Budget cuts could ax US census handheld plan

24.07.2006
The future of a planned US$600 million handheld deployment by the U.S. Census Bureau is in question as a result of the fiscal 2007 funding bills approved by the House and Senate, which both reduced the White House's requested amount for census operations.

Although a conference committee won't determine the final budget numbers until later this year, Rep. Frank Wolf (R-Va.) plans to hold a special hearing on Thursday to discuss the census budget. Wolf chairs a subcommittee of the House Appropriations Committee that oversees the U.S. Department of Commerce and the Census Bureau.

One of the topics to be considered at the hearing is whether the proposed funding bills would threaten the planned rollout of 500,000 wireless handheld devices for census takers to use during the 2010 national census, an aide to Wolf said last week.

Wolf said the reduced funding approved by the House and Senate "would be devastating" to the Census Bureau, although he didn't specify that the cuts would automatically kill the handheld project.

Gauging the impact

Census Bureau officials wouldn't comment about the proposed reductions or the future of the handheld project, saying only that they are monitoring the ongoing budget process. The handheld rollout plans remain intact for now, a bureau spokesman said.

The spokesman said that the bureau sent an impact statement about the proposed budget cuts to House members in June. But he wouldn't disclose any of the impact statement's contents because it hasn't been released publicly.

The White House initially proposed funding of US$878 million for Census Bureau operations in fiscal 2007, which starts Oct. 1. The House last month approved a budget proposal that would give the bureau $824 million, while the Senate last week set its funding level at $828 million.

The Census Bureau in April awarded a five-year contract for the handheld rollout to a team of vendors led by Harris Corp. The pocket-size devices are slated to run Windows Mobile 5.0 and be made by a manufacturer in Taiwan. Census officials have said that the use of handhelds should save "millions of dollars" by reducing the time it takes to gather data, improving its accuracy and minimizing the need to process paper census forms.

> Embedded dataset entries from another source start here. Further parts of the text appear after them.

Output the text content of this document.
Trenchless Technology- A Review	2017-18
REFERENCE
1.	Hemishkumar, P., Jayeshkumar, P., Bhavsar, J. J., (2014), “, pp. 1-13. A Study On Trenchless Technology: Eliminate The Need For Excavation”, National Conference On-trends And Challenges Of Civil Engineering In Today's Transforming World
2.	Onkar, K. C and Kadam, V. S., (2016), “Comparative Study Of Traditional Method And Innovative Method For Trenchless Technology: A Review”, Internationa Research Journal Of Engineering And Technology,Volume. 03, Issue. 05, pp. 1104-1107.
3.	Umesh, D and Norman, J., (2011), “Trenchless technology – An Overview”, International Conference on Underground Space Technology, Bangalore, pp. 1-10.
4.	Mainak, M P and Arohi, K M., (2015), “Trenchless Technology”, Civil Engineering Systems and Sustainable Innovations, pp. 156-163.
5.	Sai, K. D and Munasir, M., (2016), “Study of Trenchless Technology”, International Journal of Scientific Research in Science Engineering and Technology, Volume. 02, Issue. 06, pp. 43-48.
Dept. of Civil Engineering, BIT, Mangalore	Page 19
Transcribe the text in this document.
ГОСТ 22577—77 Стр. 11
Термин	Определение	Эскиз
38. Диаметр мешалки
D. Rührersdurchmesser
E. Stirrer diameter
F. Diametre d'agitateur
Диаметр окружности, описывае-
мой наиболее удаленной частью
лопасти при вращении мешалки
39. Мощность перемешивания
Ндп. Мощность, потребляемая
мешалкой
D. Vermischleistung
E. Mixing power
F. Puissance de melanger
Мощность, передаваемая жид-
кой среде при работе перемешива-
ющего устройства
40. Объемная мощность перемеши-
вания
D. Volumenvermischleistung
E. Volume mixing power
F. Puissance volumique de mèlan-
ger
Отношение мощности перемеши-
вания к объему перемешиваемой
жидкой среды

But the costs of the handheld program and the census process as a whole have been called into question by Sen. Tom Coburn (R-Okla.), chairman of a subcommittee on federal financial management. He has urged the bureau to conduct the census online, following the practice of Canada and several other countries. Coburn is concerned about projections that the 2010 census will cost more than $11 billion, almost twice the cost of the 2000 census, an aide said last week.